As kitten season gets started all over again, stories like this will become ever more frequent in the coming months. Every year, we’re faced with the tragic reality that results from a lack of deseing of both companion and stray cats. This unwanted litter will be the first of many for SPCA Auckland.
Desexing is a vital part of breaking the cycle of neglect and preventing these unwanted litters. With continued education and the implementation of SPCA’s two-year focused desexing campaign, we’re hopeful that these stories of neglect won’t be so commonplace in the future. Until then, we’re so glad these three got to us just in the nick of time, and will go on to have happy, healthy futures.
Newborn and all alone: Bambi the puppy in SPCA Wellington
Bambi the puppy was absolutely tiny when our team first met her. At just one week old, her little eyes had yet to open up to the world when she came into the care of our Wellington Centre. Puppies, like many animals, rely heavily on not just their mothers but their litter mates to keep them safe and warm at such a young age as she was – their bodies are too small and weak to survive on their own. With no family in sight Bambi was at serious risk.
Until we met her, she had been surviving on pet milk alone – a treat for adult cats which lacks the proper nutrients puppies need. As a result, she was badly dehydrated. The team wasted no time in getting her cold little body into the incubator with plenty of blankets to try and warm her up. Luckily, she got to us just in time.

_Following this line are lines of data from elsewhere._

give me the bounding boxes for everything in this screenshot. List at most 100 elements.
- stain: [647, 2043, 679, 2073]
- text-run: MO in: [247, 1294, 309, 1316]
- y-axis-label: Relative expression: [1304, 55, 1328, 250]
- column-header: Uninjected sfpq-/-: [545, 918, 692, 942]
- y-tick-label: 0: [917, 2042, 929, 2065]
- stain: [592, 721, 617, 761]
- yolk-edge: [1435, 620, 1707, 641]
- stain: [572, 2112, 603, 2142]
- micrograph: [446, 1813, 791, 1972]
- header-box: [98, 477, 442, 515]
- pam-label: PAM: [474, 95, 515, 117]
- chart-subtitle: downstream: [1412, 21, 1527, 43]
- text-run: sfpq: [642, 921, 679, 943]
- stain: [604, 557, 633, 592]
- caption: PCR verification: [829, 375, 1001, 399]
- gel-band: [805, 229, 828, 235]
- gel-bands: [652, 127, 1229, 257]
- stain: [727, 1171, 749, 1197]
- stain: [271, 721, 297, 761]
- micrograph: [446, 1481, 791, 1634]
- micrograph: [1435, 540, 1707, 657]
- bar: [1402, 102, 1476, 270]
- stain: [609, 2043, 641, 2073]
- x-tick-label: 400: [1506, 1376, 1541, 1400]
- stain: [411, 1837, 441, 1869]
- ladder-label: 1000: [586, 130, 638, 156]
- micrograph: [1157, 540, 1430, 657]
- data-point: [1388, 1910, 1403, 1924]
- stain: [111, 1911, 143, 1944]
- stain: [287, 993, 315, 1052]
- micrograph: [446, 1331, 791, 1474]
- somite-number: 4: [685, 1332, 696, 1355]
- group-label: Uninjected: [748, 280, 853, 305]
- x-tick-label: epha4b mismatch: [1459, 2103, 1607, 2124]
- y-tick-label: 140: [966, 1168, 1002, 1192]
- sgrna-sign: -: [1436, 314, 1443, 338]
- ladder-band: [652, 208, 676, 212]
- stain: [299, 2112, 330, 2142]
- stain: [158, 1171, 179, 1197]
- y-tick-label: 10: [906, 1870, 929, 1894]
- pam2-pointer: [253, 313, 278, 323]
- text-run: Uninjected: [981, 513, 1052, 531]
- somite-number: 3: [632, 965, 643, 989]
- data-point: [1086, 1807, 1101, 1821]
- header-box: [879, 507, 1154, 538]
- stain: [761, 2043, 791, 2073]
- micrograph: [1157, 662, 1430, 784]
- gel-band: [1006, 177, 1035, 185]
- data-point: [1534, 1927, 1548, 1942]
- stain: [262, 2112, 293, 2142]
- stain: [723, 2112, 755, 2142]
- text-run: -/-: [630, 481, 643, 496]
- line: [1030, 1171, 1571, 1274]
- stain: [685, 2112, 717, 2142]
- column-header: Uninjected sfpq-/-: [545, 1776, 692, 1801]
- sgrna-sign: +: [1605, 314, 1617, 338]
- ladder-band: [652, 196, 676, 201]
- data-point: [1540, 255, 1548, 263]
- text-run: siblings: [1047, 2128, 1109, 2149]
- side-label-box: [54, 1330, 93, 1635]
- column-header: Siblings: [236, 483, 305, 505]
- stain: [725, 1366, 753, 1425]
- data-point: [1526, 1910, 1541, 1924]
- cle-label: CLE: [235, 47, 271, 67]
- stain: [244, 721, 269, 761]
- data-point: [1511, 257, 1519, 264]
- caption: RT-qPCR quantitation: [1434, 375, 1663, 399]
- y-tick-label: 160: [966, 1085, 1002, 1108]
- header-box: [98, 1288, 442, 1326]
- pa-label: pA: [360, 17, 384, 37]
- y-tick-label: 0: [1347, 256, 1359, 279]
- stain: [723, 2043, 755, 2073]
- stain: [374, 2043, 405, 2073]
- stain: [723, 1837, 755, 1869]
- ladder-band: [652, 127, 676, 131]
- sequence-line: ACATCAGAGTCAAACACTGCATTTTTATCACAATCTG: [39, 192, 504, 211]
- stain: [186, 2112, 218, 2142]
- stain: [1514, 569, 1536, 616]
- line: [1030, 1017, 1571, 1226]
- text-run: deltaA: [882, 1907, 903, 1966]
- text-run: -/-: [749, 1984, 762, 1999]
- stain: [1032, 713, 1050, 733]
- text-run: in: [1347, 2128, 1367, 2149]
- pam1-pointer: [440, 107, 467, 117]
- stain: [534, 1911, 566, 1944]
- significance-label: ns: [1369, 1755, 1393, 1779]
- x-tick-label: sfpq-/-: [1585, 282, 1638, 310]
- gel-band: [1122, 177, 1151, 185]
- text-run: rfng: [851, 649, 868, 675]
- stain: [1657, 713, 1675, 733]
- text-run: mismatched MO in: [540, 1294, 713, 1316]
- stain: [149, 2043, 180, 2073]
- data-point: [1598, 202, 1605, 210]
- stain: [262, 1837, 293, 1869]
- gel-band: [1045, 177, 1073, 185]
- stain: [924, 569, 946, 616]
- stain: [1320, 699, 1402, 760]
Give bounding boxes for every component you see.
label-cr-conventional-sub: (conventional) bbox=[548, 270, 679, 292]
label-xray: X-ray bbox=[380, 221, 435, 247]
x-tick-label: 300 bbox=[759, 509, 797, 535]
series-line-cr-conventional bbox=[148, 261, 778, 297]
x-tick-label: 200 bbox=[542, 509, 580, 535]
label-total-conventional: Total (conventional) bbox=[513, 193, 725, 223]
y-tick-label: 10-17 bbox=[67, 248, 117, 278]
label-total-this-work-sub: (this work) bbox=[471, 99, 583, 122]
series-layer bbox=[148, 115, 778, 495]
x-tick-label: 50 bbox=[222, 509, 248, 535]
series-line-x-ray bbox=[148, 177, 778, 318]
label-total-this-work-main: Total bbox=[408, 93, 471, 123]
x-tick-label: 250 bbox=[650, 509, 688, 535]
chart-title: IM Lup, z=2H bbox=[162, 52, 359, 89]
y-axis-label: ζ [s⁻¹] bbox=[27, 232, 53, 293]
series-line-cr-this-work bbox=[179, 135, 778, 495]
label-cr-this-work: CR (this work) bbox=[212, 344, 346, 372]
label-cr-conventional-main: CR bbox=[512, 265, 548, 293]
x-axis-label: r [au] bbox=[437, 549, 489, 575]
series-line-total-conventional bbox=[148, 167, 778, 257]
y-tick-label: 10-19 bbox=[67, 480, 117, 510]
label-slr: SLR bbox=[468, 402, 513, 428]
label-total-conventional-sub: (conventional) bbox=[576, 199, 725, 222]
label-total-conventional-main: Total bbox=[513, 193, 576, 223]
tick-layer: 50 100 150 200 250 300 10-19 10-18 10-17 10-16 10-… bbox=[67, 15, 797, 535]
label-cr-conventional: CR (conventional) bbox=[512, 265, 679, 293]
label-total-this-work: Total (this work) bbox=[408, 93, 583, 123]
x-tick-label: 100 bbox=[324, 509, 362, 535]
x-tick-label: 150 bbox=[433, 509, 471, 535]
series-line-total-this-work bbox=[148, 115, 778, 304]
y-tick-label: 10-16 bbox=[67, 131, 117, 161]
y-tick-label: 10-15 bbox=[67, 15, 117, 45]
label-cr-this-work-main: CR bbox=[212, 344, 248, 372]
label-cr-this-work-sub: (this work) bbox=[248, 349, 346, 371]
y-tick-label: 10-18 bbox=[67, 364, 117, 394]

Bambi is now gaining her strength with one of our wonderful foster parents, where she receives round-the-clock care. Still just a baby, she requires regular bottle feeding, and lots of soft blankets to keep her little body warm. While puppies can be born year-round, being born during the cold month of August, and all alone so young, we are so grateful Bambi came to us just in time. Even more so, we are so happy that when the time comes, we will be able to secure a bright future for this deserving young pup, who we have no doubt will make someone a canine companion for life!